It seems the whole boxing world is split on who deserves the honor of Fighter of the Year for 2014. The more generous ones deem that Mauricio “Maestro” Herrera deserves it for his work inside the ring although he might not have gotten the decisions at the end of his fights. The more logical ones say that it should be Terence “Bud” Crawford who put together a very respectable campaign in the last twelve months. The more adventurous ones say Japanese wunderkind Noaya Inoue deserves the nod after a spectacular run this year with his three fights.
Herrera fought three times in 2014 going 1-2 but many believe that he deserved to go 3-0. His first fight was back in March in Bayamon, Puerto Rico, as what was seen as merely the foil for Danny Garcia’s “homecoming” to the island of his forefathers. Never mind that Garcia, the WBA and WBC light welterweight champion, was born in Philadelphia, PA, and doesn’t speak a lick of Spanish. Herrera does and also seemed to speak the language of boxing, as he was able to mostly outbox Garcia for twelve rounds in what seemed to be the upset of the year. The local judges thought otherwise as they shockingly gave the fight to Garcia via a majority decision.
Four months later in July Herrera captured the interim WBA junior welterweight title with another majority decision over Johan Perez on the undercard of Alvarez vs. Lara at the MGM Grand Arena. Herrera didn’t do anything different than before. He fought loyal of his style of multiple punches to the body and head while out thinking his opponent.
Herrera’s last fight of the year came only a couple of weeks ago at The Cosmopolitan in Las Vegas. Herrera was there to defend his interim WBA title against undefeated up and coming prospect Jose Benavidez Jr of Phoenix, AZ, in what was something of an unprecedented, at least for the last couple of years, fight. The bout was the semi-main event attraction on a Top Rank card despite Herrera being a Golden Boy Promotions fighter.

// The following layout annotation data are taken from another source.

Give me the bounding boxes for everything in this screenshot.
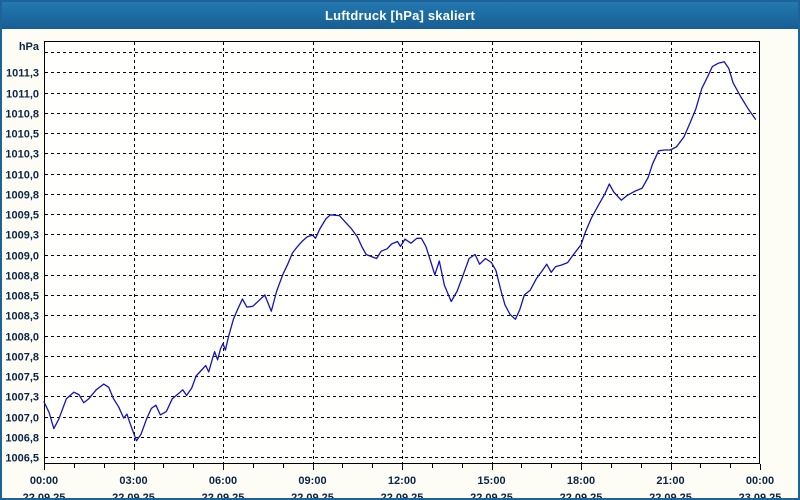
svg-text:1007,0: 1007,0 xyxy=(5,413,39,425)
svg-text:1009,0: 1009,0 xyxy=(5,251,39,263)
svg-text:22.09.25: 22.09.25 xyxy=(560,492,603,498)
plot-frame xyxy=(44,41,760,464)
pressure-curve xyxy=(43,61,757,442)
svg-text:06:00: 06:00 xyxy=(209,475,237,487)
pressure-line-chart: 1011,3 1011,0 1010,8 1010,5 1010,3 1010,0 1009… xyxy=(5,41,782,498)
svg-text:22.09.25: 22.09.25 xyxy=(202,492,245,498)
svg-text:18:00: 18:00 xyxy=(567,475,595,487)
svg-text:hPa: hPa xyxy=(19,41,40,53)
svg-text:22.09.25: 22.09.25 xyxy=(23,492,66,498)
svg-text:1010,3: 1010,3 xyxy=(5,149,39,161)
svg-text:22.09.25: 22.09.25 xyxy=(649,492,692,498)
svg-text:1011,0: 1011,0 xyxy=(6,89,39,101)
svg-text:23.09.25: 23.09.25 xyxy=(739,492,782,498)
svg-text:1008,0: 1008,0 xyxy=(5,332,39,344)
svg-text:22.09.25: 22.09.25 xyxy=(470,492,513,498)
svg-text:1007,5: 1007,5 xyxy=(5,372,39,384)
svg-text:1009,5: 1009,5 xyxy=(5,210,39,222)
svg-text:03:00: 03:00 xyxy=(119,475,147,487)
svg-text:1009,8: 1009,8 xyxy=(5,190,39,202)
svg-text:00:00: 00:00 xyxy=(746,475,774,487)
svg-text:22.09.25: 22.09.25 xyxy=(112,492,155,498)
svg-text:1011,3: 1011,3 xyxy=(6,68,39,80)
svg-text:1009,3: 1009,3 xyxy=(5,230,39,242)
window-title: Luftdruck [hPa] skaliert xyxy=(325,8,475,23)
title-bar: Luftdruck [hPa] skaliert xyxy=(2,2,798,29)
svg-text:1007,8: 1007,8 xyxy=(5,352,39,364)
svg-text:1008,8: 1008,8 xyxy=(5,271,39,283)
svg-text:12:00: 12:00 xyxy=(388,475,416,487)
svg-text:09:00: 09:00 xyxy=(298,475,326,487)
svg-text:1010,5: 1010,5 xyxy=(5,129,39,141)
svg-text:22.09.25: 22.09.25 xyxy=(291,492,334,498)
svg-text:22.09.25: 22.09.25 xyxy=(381,492,424,498)
svg-text:15:00: 15:00 xyxy=(477,475,505,487)
svg-text:1008,5: 1008,5 xyxy=(5,291,39,303)
svg-text:1006,5: 1006,5 xyxy=(5,453,39,465)
svg-text:1006,8: 1006,8 xyxy=(5,433,39,445)
chart-area: 1011,3 1011,0 1010,8 1010,5 1010,3 1010,0 1009… xyxy=(2,29,798,498)
svg-text:1010,0: 1010,0 xyxy=(5,170,39,182)
svg-text:1008,3: 1008,3 xyxy=(5,311,39,323)
svg-text:1010,8: 1010,8 xyxy=(5,109,39,121)
svg-text:21:00: 21:00 xyxy=(656,475,684,487)
svg-text:00:00: 00:00 xyxy=(30,475,58,487)
svg-text:1007,3: 1007,3 xyxy=(5,392,39,404)
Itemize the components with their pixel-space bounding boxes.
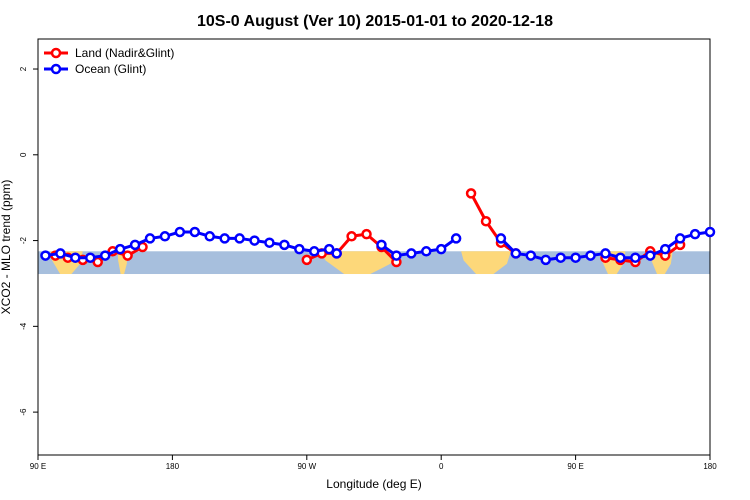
legend: Land (Nadir&Glint) Ocean (Glint) [44, 46, 174, 76]
data-point [615, 252, 626, 263]
series-layer [40, 188, 716, 268]
data-point [159, 231, 171, 242]
data-point [540, 254, 551, 266]
x-tick-label: 90 W [297, 462, 316, 471]
y-axis-label: XCO2 - MLO trend (ppm) [0, 180, 13, 315]
data-point [659, 243, 671, 255]
data-point [465, 188, 477, 199]
data-point [376, 239, 387, 251]
data-point [555, 252, 566, 263]
data-point [570, 252, 581, 263]
legend-label: Land (Nadir&Glint) [75, 46, 174, 60]
data-point [249, 235, 260, 246]
data-point [129, 239, 141, 251]
data-point [122, 250, 133, 261]
data-point [189, 226, 201, 238]
data-point [585, 250, 596, 261]
data-point [361, 228, 372, 240]
legend-label: Ocean (Glint) [75, 62, 146, 76]
data-point [294, 243, 305, 255]
data-point [309, 246, 320, 257]
land-region [461, 251, 511, 275]
x-tick-label: 0 [439, 462, 444, 471]
data-point [704, 226, 716, 238]
data-point [55, 248, 66, 259]
data-point [85, 252, 96, 263]
data-point [323, 243, 335, 255]
data-point [630, 252, 641, 263]
data-point [525, 250, 537, 261]
data-point [689, 228, 701, 240]
series-ocean [40, 226, 716, 266]
data-point [600, 248, 611, 259]
chart-title: 10S-0 August (Ver 10) 2015-01-01 to 2020… [197, 13, 553, 30]
data-point [480, 216, 492, 227]
x-tick-label: 90 E [567, 462, 583, 471]
data-point [144, 233, 156, 244]
data-point [495, 233, 507, 244]
data-point [234, 233, 245, 244]
data-point [421, 246, 432, 257]
series-line [469, 192, 517, 255]
data-point [450, 233, 462, 244]
y-tick-label: -4 [19, 322, 28, 330]
data-point [391, 250, 402, 261]
data-point [40, 250, 51, 261]
y-tick-label: -6 [19, 408, 28, 416]
legend-marker [50, 63, 62, 75]
data-point [70, 252, 81, 263]
data-point [301, 254, 313, 266]
data-point [204, 231, 215, 242]
x-axis: 90 E 180 90 W 0 90 E 180 [30, 455, 717, 471]
x-axis-label: Longitude (deg E) [326, 477, 421, 491]
y-tick-label: 0 [19, 152, 28, 157]
y-axis: 2 0 -2 -4 -6 [19, 66, 38, 416]
data-point [674, 233, 686, 244]
data-point [331, 248, 342, 259]
plot-frame [37, 38, 711, 456]
x-tick-label: 90 E [30, 462, 46, 471]
data-point [219, 233, 230, 244]
legend-marker [50, 47, 62, 59]
data-point [435, 243, 447, 255]
data-point [510, 248, 522, 259]
x-tick-label: 180 [166, 462, 180, 471]
data-point [279, 239, 290, 251]
data-point [174, 226, 186, 238]
y-tick-label: -2 [19, 236, 28, 244]
data-point [346, 231, 357, 242]
data-point [264, 237, 275, 248]
data-point [645, 250, 656, 261]
data-point [99, 250, 111, 261]
data-point [114, 243, 126, 255]
y-tick-label: 2 [19, 66, 28, 71]
x-tick-label: 180 [703, 462, 717, 471]
data-point [406, 248, 417, 259]
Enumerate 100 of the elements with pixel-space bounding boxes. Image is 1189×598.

Herrera proved to be too much for the young twenty-two year old Benavidez who spent the majority of the fight against the ropes. Benavidez did score the harder punches but Herrera was the busier of the two and seemed to control the majority of the action. Despite of that Benavidez was shockingly not only given the decision but the belt with a unanimous decision. There is no way this fight should have been a draw let alone a majority decision for Benavidez.
On the strength of those two robbed decisions many boxing fans think that Herrera should get Fighter of the Year honors but boxing just doesn’t work that way. By this time this year there will be a new batch of botched decisions to complain about.
Hopefully Mauricio Herrera is not the victim of them again.